Ren kept hold of his face.

"Can you stand."

He looked past her shoulder at nothing.

"Don't know."

"Try."

He didn't move.

Then did.

One hand peeled off the pavement.

Then the other.

His arms shook immediately from the effort. Ren got under one side of him without making it obvious. Mina took the other. Between them they brought him upright in ugly stages until he was standing again in the middle of what he'd done, breath hitching, face wrecked, scrubs ruined to the knee.

He looked smaller standing than he had on the ground.

More breakable.

More dangerous.

Both at once.

Behind them, the security volunteer who had followed Mina made a sign against his own chest like he wasn't sure which god had jurisdiction anymore.

Mina snapped without looking back, "Not helpful."

He stopped.

Good.

Isaac swayed once.

Ren tightened her grip. "You with me."

"No," he said honestly.

That almost got Mina.

Almost.

She looked away from his face and down the street toward the hospital lights in the distance.

"Too bad," she said. "You're coming anyway."

He didn't argue.

Maybe because he couldn't.

Maybe because some part of him had already spent its rebellion on grief.

He looked once more at the blood under the overpass.

At the ruined shapes.

At the place where the varsity kid had been.

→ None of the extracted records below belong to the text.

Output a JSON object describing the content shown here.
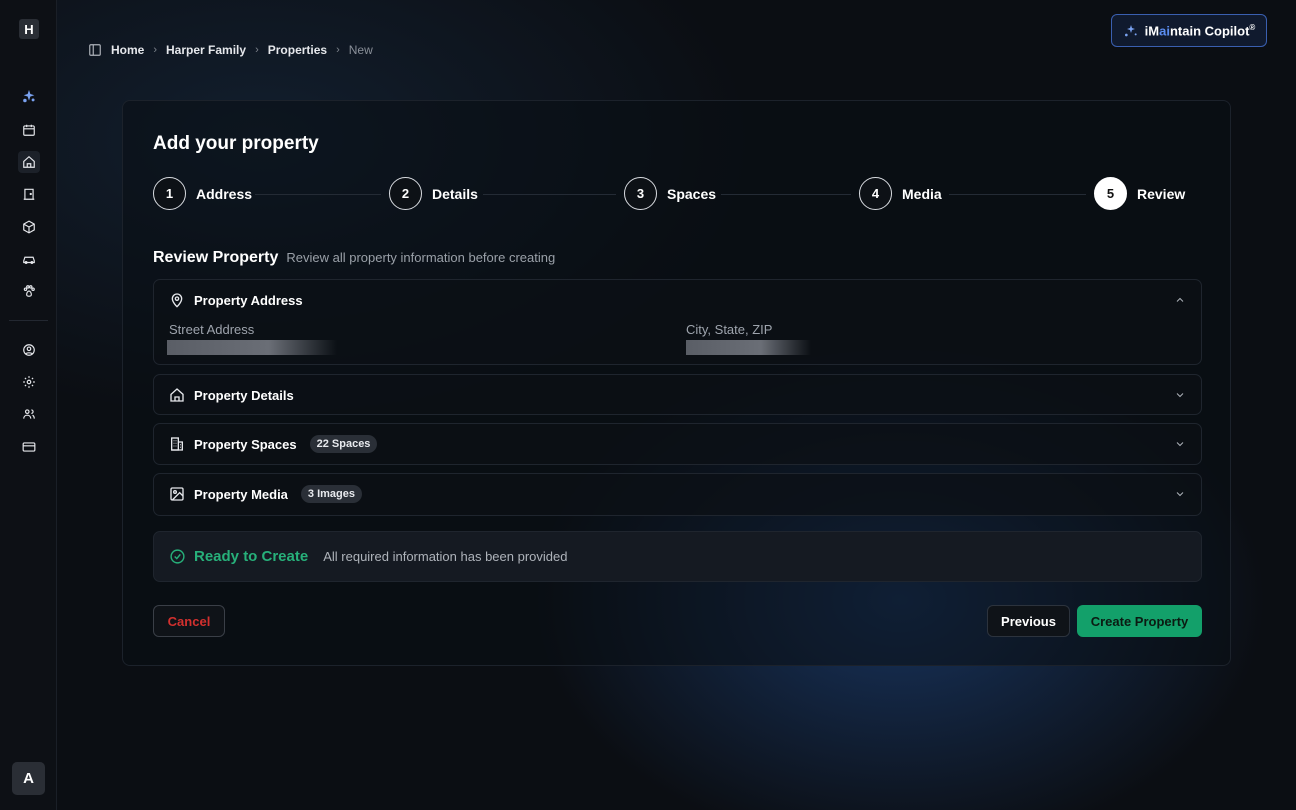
{
  "sidebar": {
    "logo": "H",
    "avatar": "A",
    "icons": [
      "copilot-sparkle-icon",
      "calendar-icon",
      "home-icon",
      "door-icon",
      "package-icon",
      "car-icon",
      "pets-icon",
      "user-circle-icon",
      "gear-icon",
      "users-icon",
      "credit-card-icon"
    ]
  },
  "breadcrumb": {
    "items": [
      "Home",
      "Harper Family",
      "Properties"
    ],
    "current": "New"
  },
  "copilot": {
    "prefix": "iM",
    "ai": "ai",
    "suffix": "ntain Copilot",
    "mark": "®"
  },
  "page": {
    "title": "Add your property"
  },
  "steps": [
    {
      "num": "1",
      "label": "Address"
    },
    {
      "num": "2",
      "label": "Details"
    },
    {
      "num": "3",
      "label": "Spaces"
    },
    {
      "num": "4",
      "label": "Media"
    },
    {
      "num": "5",
      "label": "Review",
      "active": true
    }
  ],
  "review": {
    "title": "Review Property",
    "subtitle": "Review all property information before creating"
  },
  "sections": {
    "address": {
      "title": "Property Address",
      "street_label": "Street Address",
      "city_label": "City, State, ZIP"
    },
    "details": {
      "title": "Property Details"
    },
    "spaces": {
      "title": "Property Spaces",
      "badge": "22 Spaces"
    },
    "media": {
      "title": "Property Media",
      "badge": "3 Images"
    }
  },
  "status": {
    "title": "Ready to Create",
    "message": "All required information has been provided"
  },
  "actions": {
    "cancel": "Cancel",
    "previous": "Previous",
    "create": "Create Property"
  },
  "colors": {
    "accent_green": "#13a06a",
    "cancel_red": "#d2302e",
    "copilot_border": "#3a5fb0"
  }
}
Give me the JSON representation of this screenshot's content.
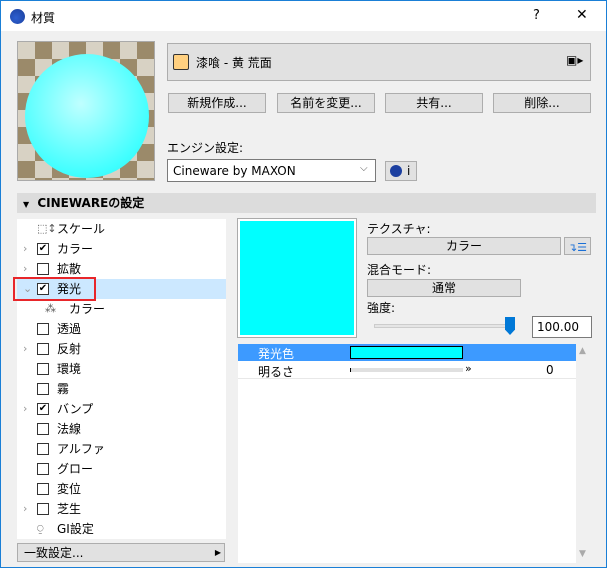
{
  "window": {
    "title": "材質",
    "help": "?",
    "close": "✕"
  },
  "material": {
    "name": "漆喰 - 黄 荒面",
    "swatch_color": "#ffd080"
  },
  "buttons": {
    "new": "新規作成...",
    "rename": "名前を変更...",
    "share": "共有...",
    "delete": "削除..."
  },
  "engine": {
    "label": "エンジン設定:",
    "value": "Cineware by MAXON",
    "info": "i"
  },
  "section": {
    "title": "CINEWAREの設定"
  },
  "tree": [
    {
      "label": "スケール",
      "check": null,
      "expand": "",
      "icon": "scale"
    },
    {
      "label": "カラー",
      "check": true,
      "expand": "›"
    },
    {
      "label": "拡散",
      "check": false,
      "expand": "›"
    },
    {
      "label": "発光",
      "check": true,
      "expand": "⌄",
      "selected": true
    },
    {
      "label": "カラー",
      "check": null,
      "expand": "",
      "icon": "channel",
      "child": true
    },
    {
      "label": "透過",
      "check": false,
      "expand": ""
    },
    {
      "label": "反射",
      "check": false,
      "expand": "›"
    },
    {
      "label": "環境",
      "check": false,
      "expand": ""
    },
    {
      "label": "霧",
      "check": false,
      "expand": ""
    },
    {
      "label": "バンプ",
      "check": true,
      "expand": "›"
    },
    {
      "label": "法線",
      "check": false,
      "expand": ""
    },
    {
      "label": "アルファ",
      "check": false,
      "expand": ""
    },
    {
      "label": "グロー",
      "check": false,
      "expand": ""
    },
    {
      "label": "変位",
      "check": false,
      "expand": ""
    },
    {
      "label": "芝生",
      "check": false,
      "expand": "›"
    },
    {
      "label": "GI設定",
      "check": null,
      "expand": "",
      "icon": "gi"
    }
  ],
  "match": {
    "label": "一致設定..."
  },
  "panel": {
    "texture_label": "テクスチャ:",
    "texture_value": "カラー",
    "blend_label": "混合モード:",
    "blend_value": "通常",
    "strength_label": "強度:",
    "strength_value": "100.00",
    "strength_fraction": 1.0,
    "preview_color": "#00ffff"
  },
  "params": [
    {
      "name": "発光色",
      "color": "#00ffff"
    },
    {
      "name": "明るさ",
      "value": "0",
      "fraction": 0
    }
  ]
}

At the shadowed concrete still wet with what his body had done without asking permission from the rest of him.

Then his gaze drifted up.

Past the bridge struts.

Past the tangle of hanging power lines.

Past the roofs.

To the bruise in the sky.

It pulsed again.

Silent.

Immense.

Patient.

Isaac watched it with tears still on his face and said nothing at all.

Ren and Mina shared one look over his bent head.

Not agreement.

Not comfort.

Just the same terrible understanding settling into both of them at once:

whatever had awakened in him was only beginning.

And when Ren started walking him back toward the hospital, Isaac went with her because his body still remembered how to follow pressure, even if his mind had stopped trusting what waited at the end of it.